I commi successivi testimoniano come l'uso improprio di un veicolo porti a sanzioni amministrative non indifferenti. Se hai parlato con le forze dell'ordine e ti hanno detto che non c'è problema, forse quelli fuori strada sono loro.      

> Relativamente al fisco...avevo letto un tuo commento in risposta ad un altro (sempre su questo forum), sul discorso dell'utilizzo fiscale di un mezzo eccedente a quello regolarmente in carico ad un professionista, e mi sembrava di aver capito si facesse come ho scritto...quando hai tempo ti sarei grato se potessi spiegarmi come fare, gentilmente, grazie. 
> B

  Per l'aspetto fiscale ti ho già risposto.

----------


## Bizzais

Non mi hanno detto che non ci sono problemi, ma mi hanno dato un'idea della linea interpretativa della legge in questione.
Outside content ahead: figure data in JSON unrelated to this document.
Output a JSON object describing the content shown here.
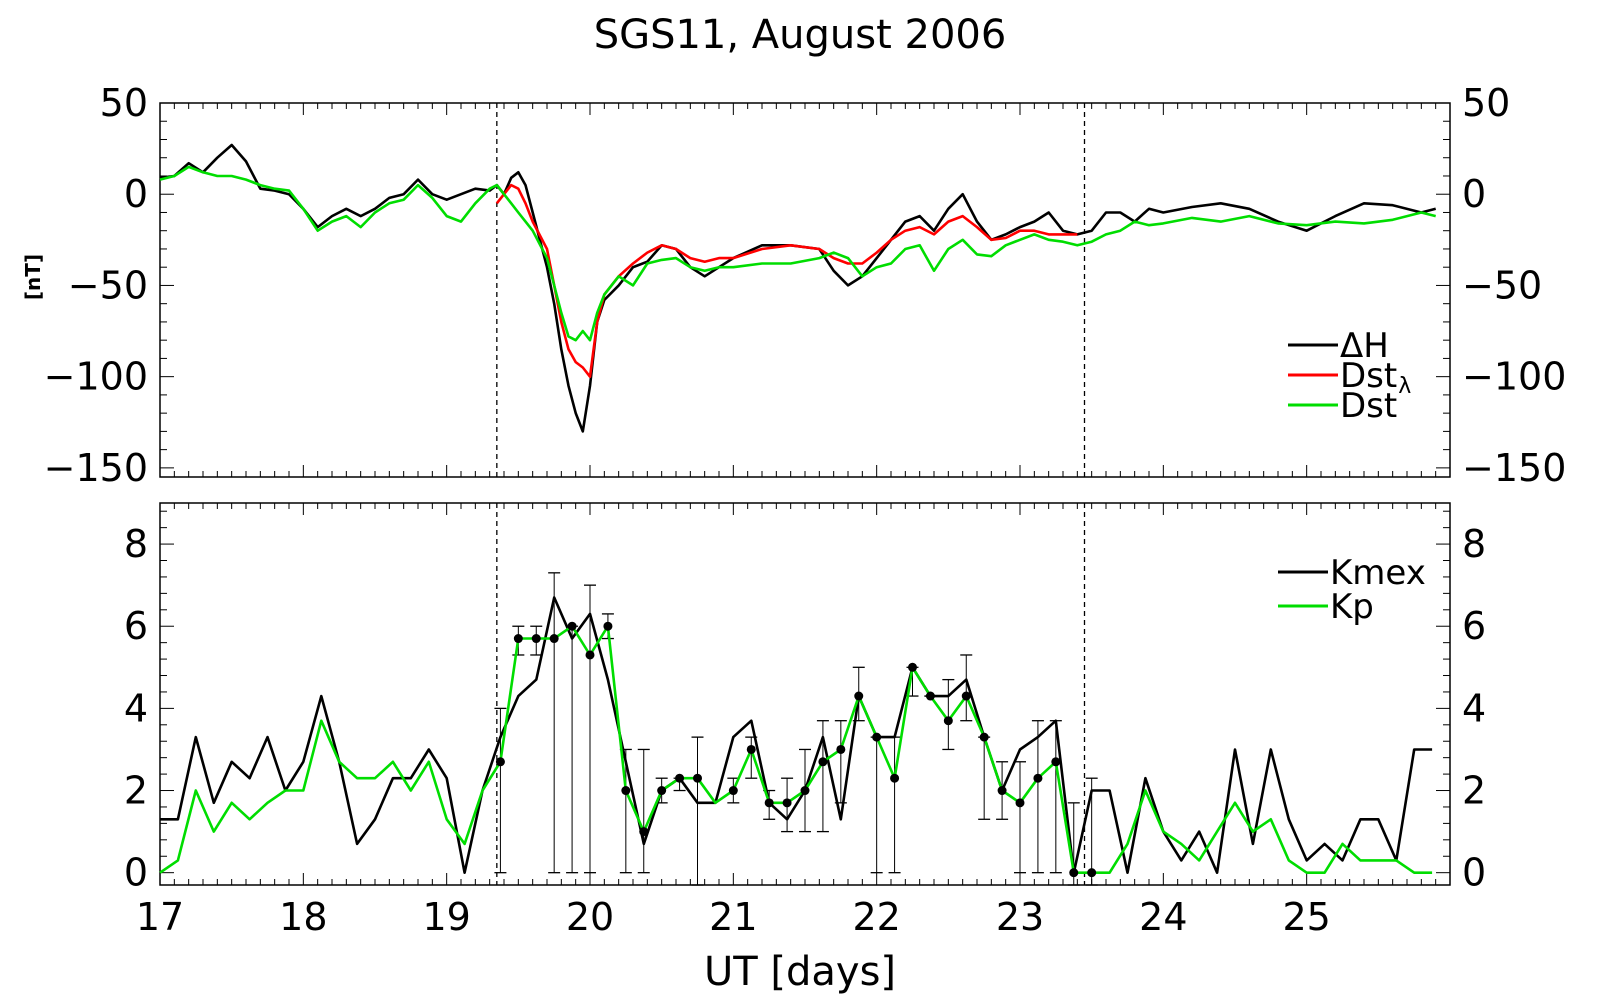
{
  "title": "SGS11, August 2006",
  "colors": {
    "dH": "#000000",
    "dst_lambda": "#ff0000",
    "dst": "#00dd00",
    "kmex": "#000000",
    "kp": "#00dd00"
  },
  "chart_data": [
    {
      "type": "line",
      "panel": "top",
      "ylabel": "[nT]",
      "xlim": [
        17,
        26
      ],
      "ylim": [
        -155,
        50
      ],
      "yticks": [
        50,
        0,
        -50,
        -100,
        -150
      ],
      "ytick_labels": [
        "50",
        "0",
        "−50",
        "−100",
        "−150"
      ],
      "vlines": [
        19.35,
        23.45
      ],
      "legend": {
        "position": "right",
        "entries": [
          {
            "key": "dH",
            "main": "ΔH",
            "sub": ""
          },
          {
            "key": "dst_lambda",
            "main": "Dst",
            "sub": "λ"
          },
          {
            "key": "dst",
            "main": "Dst",
            "sub": ""
          }
        ]
      },
      "series": [
        {
          "key": "dH",
          "color": "#000000",
          "x": [
            17.0,
            17.1,
            17.2,
            17.3,
            17.4,
            17.5,
            17.6,
            17.7,
            17.8,
            17.9,
            18.0,
            18.1,
            18.2,
            18.3,
            18.4,
            18.5,
            18.6,
            18.7,
            18.8,
            18.9,
            19.0,
            19.1,
            19.2,
            19.3,
            19.35,
            19.4,
            19.45,
            19.5,
            19.55,
            19.6,
            19.7,
            19.75,
            19.8,
            19.85,
            19.9,
            19.95,
            20.0,
            20.05,
            20.1,
            20.2,
            20.3,
            20.4,
            20.5,
            20.6,
            20.7,
            20.8,
            20.9,
            21.0,
            21.2,
            21.4,
            21.6,
            21.7,
            21.8,
            21.9,
            22.0,
            22.1,
            22.2,
            22.3,
            22.4,
            22.5,
            22.6,
            22.7,
            22.8,
            22.9,
            23.0,
            23.1,
            23.2,
            23.3,
            23.4,
            23.5,
            23.6,
            23.7,
            23.8,
            23.9,
            24.0,
            24.2,
            24.4,
            24.6,
            24.8,
            25.0,
            25.2,
            25.4,
            25.6,
            25.8,
            25.9
          ],
          "y": [
            9,
            10,
            17,
            12,
            20,
            27,
            18,
            3,
            2,
            0,
            -8,
            -18,
            -12,
            -8,
            -12,
            -8,
            -2,
            0,
            8,
            0,
            -3,
            0,
            3,
            2,
            5,
            0,
            9,
            12,
            5,
            -10,
            -40,
            -60,
            -85,
            -105,
            -120,
            -130,
            -105,
            -70,
            -58,
            -50,
            -40,
            -37,
            -28,
            -30,
            -40,
            -45,
            -40,
            -35,
            -28,
            -28,
            -30,
            -42,
            -50,
            -45,
            -35,
            -25,
            -15,
            -12,
            -20,
            -8,
            0,
            -15,
            -25,
            -22,
            -18,
            -15,
            -10,
            -20,
            -22,
            -20,
            -10,
            -10,
            -15,
            -8,
            -10,
            -7,
            -5,
            -8,
            -15,
            -20,
            -12,
            -5,
            -6,
            -10,
            -8
          ]
        },
        {
          "key": "dst_lambda",
          "color": "#ff0000",
          "x": [
            19.35,
            19.4,
            19.45,
            19.5,
            19.55,
            19.6,
            19.7,
            19.75,
            19.8,
            19.85,
            19.9,
            19.95,
            20.0,
            20.05,
            20.1,
            20.2,
            20.3,
            20.4,
            20.5,
            20.6,
            20.7,
            20.8,
            20.9,
            21.0,
            21.2,
            21.4,
            21.6,
            21.7,
            21.8,
            21.9,
            22.0,
            22.1,
            22.2,
            22.3,
            22.4,
            22.5,
            22.6,
            22.7,
            22.8,
            22.9,
            23.0,
            23.1,
            23.2,
            23.3,
            23.4
          ],
          "y": [
            -5,
            0,
            5,
            3,
            -5,
            -15,
            -30,
            -50,
            -70,
            -85,
            -92,
            -95,
            -100,
            -70,
            -55,
            -45,
            -38,
            -32,
            -28,
            -30,
            -35,
            -37,
            -35,
            -35,
            -30,
            -28,
            -30,
            -35,
            -38,
            -38,
            -32,
            -25,
            -20,
            -18,
            -22,
            -15,
            -12,
            -18,
            -25,
            -24,
            -20,
            -20,
            -22,
            -22,
            -22
          ]
        },
        {
          "key": "dst",
          "color": "#00dd00",
          "x": [
            17.0,
            17.1,
            17.2,
            17.3,
            17.4,
            17.5,
            17.6,
            17.7,
            17.8,
            17.9,
            18.0,
            18.1,
            18.2,
            18.3,
            18.4,
            18.5,
            18.6,
            18.7,
            18.8,
            18.9,
            19.0,
            19.1,
            19.2,
            19.3,
            19.35,
            19.4,
            19.45,
            19.5,
            19.55,
            19.6,
            19.7,
            19.75,
            19.8,
            19.85,
            19.9,
            19.95,
            20.0,
            20.05,
            20.1,
            20.2,
            20.3,
            20.4,
            20.5,
            20.6,
            20.7,
            20.8,
            20.9,
            21.0,
            21.2,
            21.4,
            21.6,
            21.7,
            21.8,
            21.9,
            22.0,
            22.1,
            22.2,
            22.3,
            22.4,
            22.5,
            22.6,
            22.7,
            22.8,
            22.9,
            23.0,
            23.1,
            23.2,
            23.3,
            23.4,
            23.5,
            23.6,
            23.7,
            23.8,
            23.9,
            24.0,
            24.2,
            24.4,
            24.6,
            24.8,
            25.0,
            25.2,
            25.4,
            25.6,
            25.8,
            25.9
          ],
          "y": [
            8,
            10,
            15,
            12,
            10,
            10,
            8,
            5,
            3,
            2,
            -8,
            -20,
            -15,
            -12,
            -18,
            -10,
            -5,
            -3,
            5,
            -2,
            -12,
            -15,
            -5,
            3,
            5,
            0,
            -5,
            -10,
            -15,
            -20,
            -35,
            -50,
            -65,
            -78,
            -80,
            -75,
            -80,
            -65,
            -55,
            -45,
            -50,
            -38,
            -36,
            -35,
            -40,
            -42,
            -40,
            -40,
            -38,
            -38,
            -35,
            -32,
            -35,
            -45,
            -40,
            -38,
            -30,
            -28,
            -42,
            -30,
            -25,
            -33,
            -34,
            -28,
            -25,
            -22,
            -25,
            -26,
            -28,
            -26,
            -22,
            -20,
            -15,
            -17,
            -16,
            -13,
            -15,
            -12,
            -16,
            -17,
            -15,
            -16,
            -14,
            -10,
            -12
          ]
        }
      ]
    },
    {
      "type": "line",
      "panel": "bottom",
      "xlabel": "UT [days]",
      "xlim": [
        17,
        26
      ],
      "ylim": [
        -0.3,
        9
      ],
      "yticks": [
        0,
        2,
        4,
        6,
        8
      ],
      "ytick_labels": [
        "0",
        "2",
        "4",
        "6",
        "8"
      ],
      "xticks": [
        17,
        18,
        19,
        20,
        21,
        22,
        23,
        24,
        25
      ],
      "xtick_labels": [
        "17",
        "18",
        "19",
        "20",
        "21",
        "22",
        "23",
        "24",
        "25"
      ],
      "vlines": [
        19.35,
        23.45
      ],
      "legend": {
        "position": "top-right",
        "entries": [
          {
            "key": "kmex",
            "main": "Kmex",
            "sub": ""
          },
          {
            "key": "kp",
            "main": "Kp",
            "sub": ""
          }
        ]
      },
      "series": [
        {
          "key": "kmex",
          "color": "#000000",
          "x": [
            17.0,
            17.125,
            17.25,
            17.375,
            17.5,
            17.625,
            17.75,
            17.875,
            18.0,
            18.125,
            18.25,
            18.375,
            18.5,
            18.625,
            18.75,
            18.875,
            19.0,
            19.125,
            19.25,
            19.375,
            19.5,
            19.625,
            19.75,
            19.875,
            20.0,
            20.125,
            20.25,
            20.375,
            20.5,
            20.625,
            20.75,
            20.875,
            21.0,
            21.125,
            21.25,
            21.375,
            21.5,
            21.625,
            21.75,
            21.875,
            22.0,
            22.125,
            22.25,
            22.375,
            22.5,
            22.625,
            22.75,
            22.875,
            23.0,
            23.125,
            23.25,
            23.375,
            23.5,
            23.625,
            23.75,
            23.875,
            24.0,
            24.125,
            24.25,
            24.375,
            24.5,
            24.625,
            24.75,
            24.875,
            25.0,
            25.125,
            25.25,
            25.375,
            25.5,
            25.625,
            25.75,
            25.875
          ],
          "y": [
            1.3,
            1.3,
            3.3,
            1.7,
            2.7,
            2.3,
            3.3,
            2.0,
            2.7,
            4.3,
            2.7,
            0.7,
            1.3,
            2.3,
            2.3,
            3.0,
            2.3,
            0.0,
            2.0,
            3.3,
            4.3,
            4.7,
            6.7,
            5.7,
            6.3,
            4.7,
            2.7,
            0.7,
            2.0,
            2.3,
            1.7,
            1.7,
            3.3,
            3.7,
            1.7,
            1.3,
            2.0,
            3.3,
            1.3,
            4.3,
            3.3,
            3.3,
            5.0,
            4.3,
            4.3,
            4.7,
            3.3,
            2.0,
            3.0,
            3.3,
            3.7,
            0.0,
            2.0,
            2.0,
            0.0,
            2.3,
            1.0,
            0.3,
            1.0,
            0.0,
            3.0,
            0.7,
            3.0,
            1.3,
            0.3,
            0.7,
            0.3,
            1.3,
            1.3,
            0.3,
            3.0,
            3.0
          ]
        },
        {
          "key": "kp",
          "color": "#00dd00",
          "x": [
            17.0,
            17.125,
            17.25,
            17.375,
            17.5,
            17.625,
            17.75,
            17.875,
            18.0,
            18.125,
            18.25,
            18.375,
            18.5,
            18.625,
            18.75,
            18.875,
            19.0,
            19.125,
            19.25,
            19.375,
            19.5,
            19.625,
            19.75,
            19.875,
            20.0,
            20.125,
            20.25,
            20.375,
            20.5,
            20.625,
            20.75,
            20.875,
            21.0,
            21.125,
            21.25,
            21.375,
            21.5,
            21.625,
            21.75,
            21.875,
            22.0,
            22.125,
            22.25,
            22.375,
            22.5,
            22.625,
            22.75,
            22.875,
            23.0,
            23.125,
            23.25,
            23.375,
            23.5,
            23.625,
            23.75,
            23.875,
            24.0,
            24.125,
            24.25,
            24.375,
            24.5,
            24.625,
            24.75,
            24.875,
            25.0,
            25.125,
            25.25,
            25.375,
            25.5,
            25.625,
            25.75,
            25.875
          ],
          "y": [
            0.0,
            0.3,
            2.0,
            1.0,
            1.7,
            1.3,
            1.7,
            2.0,
            2.0,
            3.7,
            2.7,
            2.3,
            2.3,
            2.7,
            2.0,
            2.7,
            1.3,
            0.7,
            2.0,
            2.7,
            5.7,
            5.7,
            5.7,
            6.0,
            5.3,
            6.0,
            2.0,
            1.0,
            2.0,
            2.3,
            2.3,
            1.7,
            2.0,
            3.0,
            1.7,
            1.7,
            2.0,
            2.7,
            3.0,
            4.3,
            3.3,
            2.3,
            5.0,
            4.3,
            3.7,
            4.3,
            3.3,
            2.0,
            1.7,
            2.3,
            2.7,
            0.0,
            0.0,
            0.0,
            0.7,
            2.0,
            1.0,
            0.7,
            0.3,
            1.0,
            1.7,
            1.0,
            1.3,
            0.3,
            0.0,
            0.0,
            0.7,
            0.3,
            0.3,
            0.3,
            0.0,
            0.0
          ]
        },
        {
          "key": "kp_points",
          "color": "#000000",
          "marker": "dot",
          "x": [
            19.375,
            19.5,
            19.625,
            19.75,
            19.875,
            20.0,
            20.125,
            20.25,
            20.375,
            20.5,
            20.625,
            20.75,
            21.0,
            21.125,
            21.25,
            21.375,
            21.5,
            21.625,
            21.75,
            21.875,
            22.0,
            22.125,
            22.25,
            22.375,
            22.5,
            22.625,
            22.75,
            22.875,
            23.0,
            23.125,
            23.25,
            23.375,
            23.5
          ],
          "y": [
            2.7,
            5.7,
            5.7,
            5.7,
            6.0,
            5.3,
            6.0,
            2.0,
            1.0,
            2.0,
            2.3,
            2.3,
            2.0,
            3.0,
            1.7,
            1.7,
            2.0,
            2.7,
            3.0,
            4.3,
            3.3,
            2.3,
            5.0,
            4.3,
            3.7,
            4.3,
            3.3,
            2.0,
            1.7,
            2.3,
            2.7,
            0.0,
            0.0
          ],
          "err_low": [
            0.0,
            5.3,
            5.3,
            0.0,
            0.0,
            0.0,
            5.7,
            0.0,
            0.0,
            1.7,
            2.0,
            -0.3,
            1.7,
            2.3,
            1.3,
            1.0,
            1.0,
            1.0,
            1.7,
            3.7,
            0.0,
            0.0,
            4.3,
            4.3,
            3.0,
            3.7,
            1.3,
            1.3,
            0.0,
            0.0,
            0.0,
            -0.3,
            -0.3
          ],
          "err_high": [
            4.0,
            6.0,
            6.0,
            7.3,
            6.0,
            7.0,
            6.3,
            3.0,
            3.0,
            2.3,
            2.3,
            3.3,
            2.3,
            3.3,
            2.0,
            2.3,
            3.0,
            3.7,
            3.7,
            5.0,
            3.3,
            3.3,
            5.0,
            4.3,
            4.7,
            5.3,
            3.3,
            2.7,
            2.7,
            3.7,
            3.7,
            1.7,
            2.3
          ]
        }
      ]
    }
  ]
}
Trattandosi di uso proprio, da parte di un privato, le cose possono anche essere la borsetta della fidanzata, e la fidanzata la persona addetta al carico/scarico ed utilizzo (faccio per dire)...poi se questo lo fai con un cayenne turbo, è ovvio che stai prendendo per il culo lo stato...se lo fai con un fuoristrada che ha 10 anni, e che non vale nemmeno i soldi della sanzione, dubito che avrai problemi. 
In ogni caso grazie delle risposte, farò come dici.

----------